IPTp &Malaria in Pregnancy &Treatment Bill Brieger | 08 Nov 2006

Dispel the Myths; Preventing Malaria in Pregnancy is a Priority!

Pregnant women are particularly vulnerable to malaria, which can cause life-threatening anemia, low-birth weight, and even death for the infant. Yet the international public health community seems to be overlooking the risks pregnant women and their unborn children face when infected with malaria. And myths and misperceptions at the country level also hamper effective control of malaria in pregnancy (MIP).

Take a look at the WHO’s Global Malaria Program (GMP) website and you will find that intermittent preventive treatment (IPT) for pregnant women has been replaced by indoor-residual spraying (IRS).

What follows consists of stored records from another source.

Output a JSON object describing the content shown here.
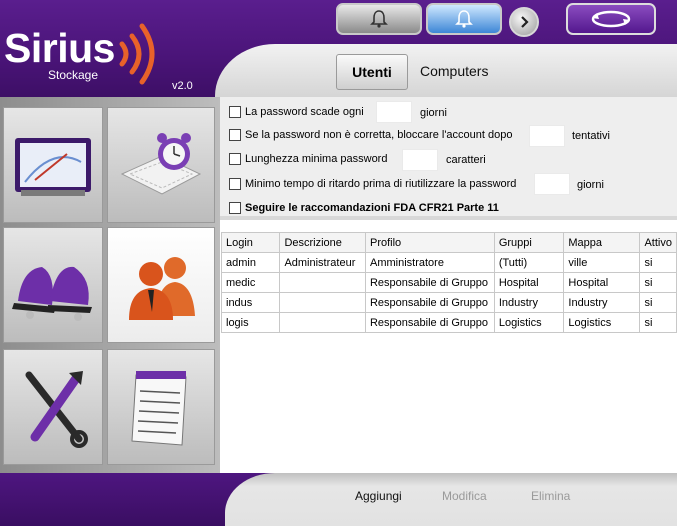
{
  "app": {
    "logo_title": "Sirius",
    "logo_subtitle": "Stockage",
    "version": "v2.0"
  },
  "colors": {
    "brand_purple": "#4a1478",
    "accent_orange": "#e8622a",
    "active_blue": "#3d86d6"
  },
  "top_buttons": [
    {
      "icon": "bell-icon"
    },
    {
      "icon": "bell-icon"
    },
    {
      "icon": "chevron-right-icon"
    },
    {
      "icon": "refresh-icon"
    }
  ],
  "tabs": {
    "utenti": "Utenti",
    "computers": "Computers"
  },
  "sidebar": {
    "tiles": [
      "gauge-icon",
      "alarm-clock-icon",
      "bells-icon",
      "users-icon",
      "tools-icon",
      "notepad-icon"
    ]
  },
  "settings": {
    "password_expiry": {
      "label": "La password scade ogni",
      "value": "",
      "unit": "giorni"
    },
    "lockout": {
      "label": "Se la password non è corretta, bloccare l'account dopo",
      "value": "",
      "unit": "tentativi"
    },
    "min_length": {
      "label": "Lunghezza minima password",
      "value": "",
      "unit": "caratteri"
    },
    "reuse_delay": {
      "label": "Minimo tempo di ritardo prima di riutilizzare la password",
      "value": "",
      "unit": "giorni"
    },
    "fda": {
      "label": "Seguire le raccomandazioni FDA CFR21 Parte 11"
    }
  },
  "users_table": {
    "columns": [
      "Login",
      "Descrizione",
      "Profilo",
      "Gruppi",
      "Mappa",
      "Attivo"
    ],
    "rows": [
      [
        "admin",
        "Administrateur",
        "Amministratore",
        "(Tutti)",
        "ville",
        "si"
      ],
      [
        "medic",
        "",
        "Responsabile di Gruppo",
        "Hospital",
        "Hospital",
        "si"
      ],
      [
        "indus",
        "",
        "Responsabile di Gruppo",
        "Industry",
        "Industry",
        "si"
      ],
      [
        "logis",
        "",
        "Responsabile di Gruppo",
        "Logistics",
        "Logistics",
        "si"
      ]
    ]
  },
  "footer": {
    "add": "Aggiungi",
    "edit": "Modifica",
    "delete": "Elimina"
  }
}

Specifically in reference to a new publication on IRS, the website states, “IRS is now one of THREE main interventions promoted by WHO to control malaria,” and a closer reading of that document shows that IPT has been dropped in favor of IRS. Obviously WHO is not dropping MIP interventions, but the fall from grace for IPT in pregnancy is disconcerting when MIP is responsible for morbidity and mortality in both mothers and newborns. This is particularly discouraging since IPT and ITNs for pregnant women have been shown to be highly effective, and are delivered through established ante-natal services, making them an obvious choice for high impact at low cost.

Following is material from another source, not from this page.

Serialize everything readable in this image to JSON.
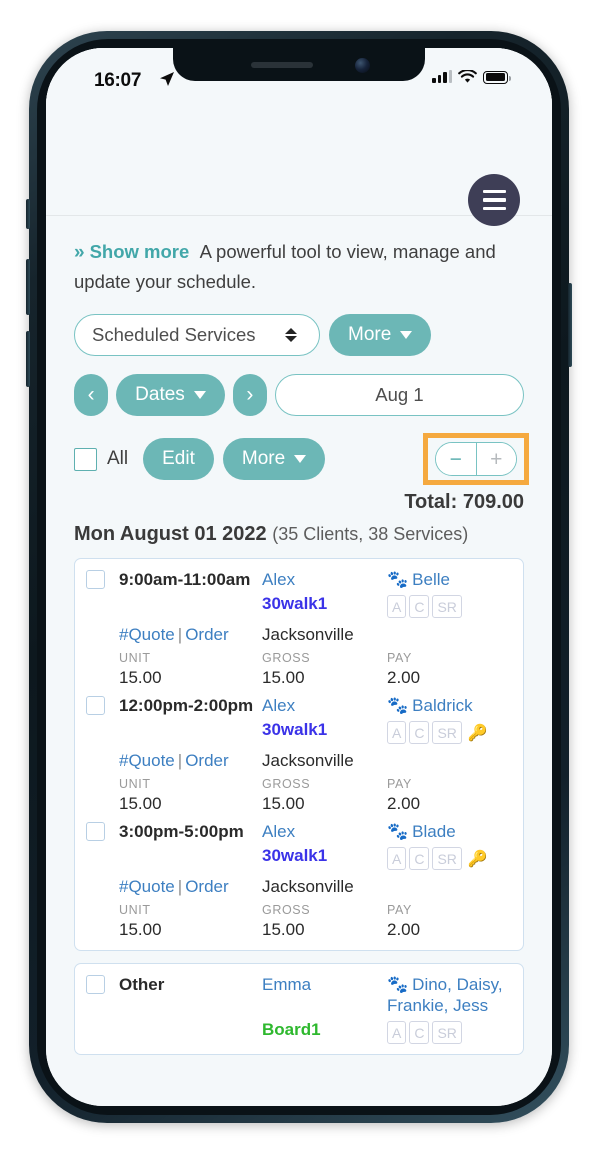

In addition to benign neglect by international health officials, various myths have emerged about MIP interventions at the country level. Front line health workers and mothers in many countries still believe that the drug of choice, sulfadoxine-pyrimethamine (SP), is either unsafe or too strong for pregnant women. A second myth surrounds SP as an appropriate treatment – the news about preventing further drug resistance in the general population by not using SP for curative care has not been heard or heeded, especially when the alternatives, artemisinin-based combination therapy (ACT), is so expensive.

Another myth is that since SP is relatively cheap, there is little need to focus major donor attention on strengthening IPT programming. Finally there is the myth that insecticide-treated nets (ITNs) will certainly reach pregnant women if community campaigns are conducted. Aside from the normal problems of leakage and poor documentation, separating ITN distribution from antenatal care removes an important incentive for women to safeguard their pregnancies through timely prenatal visits.

Recently the Roll Back Malaria Working Group on MIP held its seventh meeting in Abuja, Nigeria. A key recommendation was greater involvement, if not full leadership by the reproductive health (RH) community in the battle against malaria in pregnancy. The close integration of RH and malaria control programs can make sure IPT remains a priority intervention necessary to meet the goals detailed in the Abuja Declaration from 2000.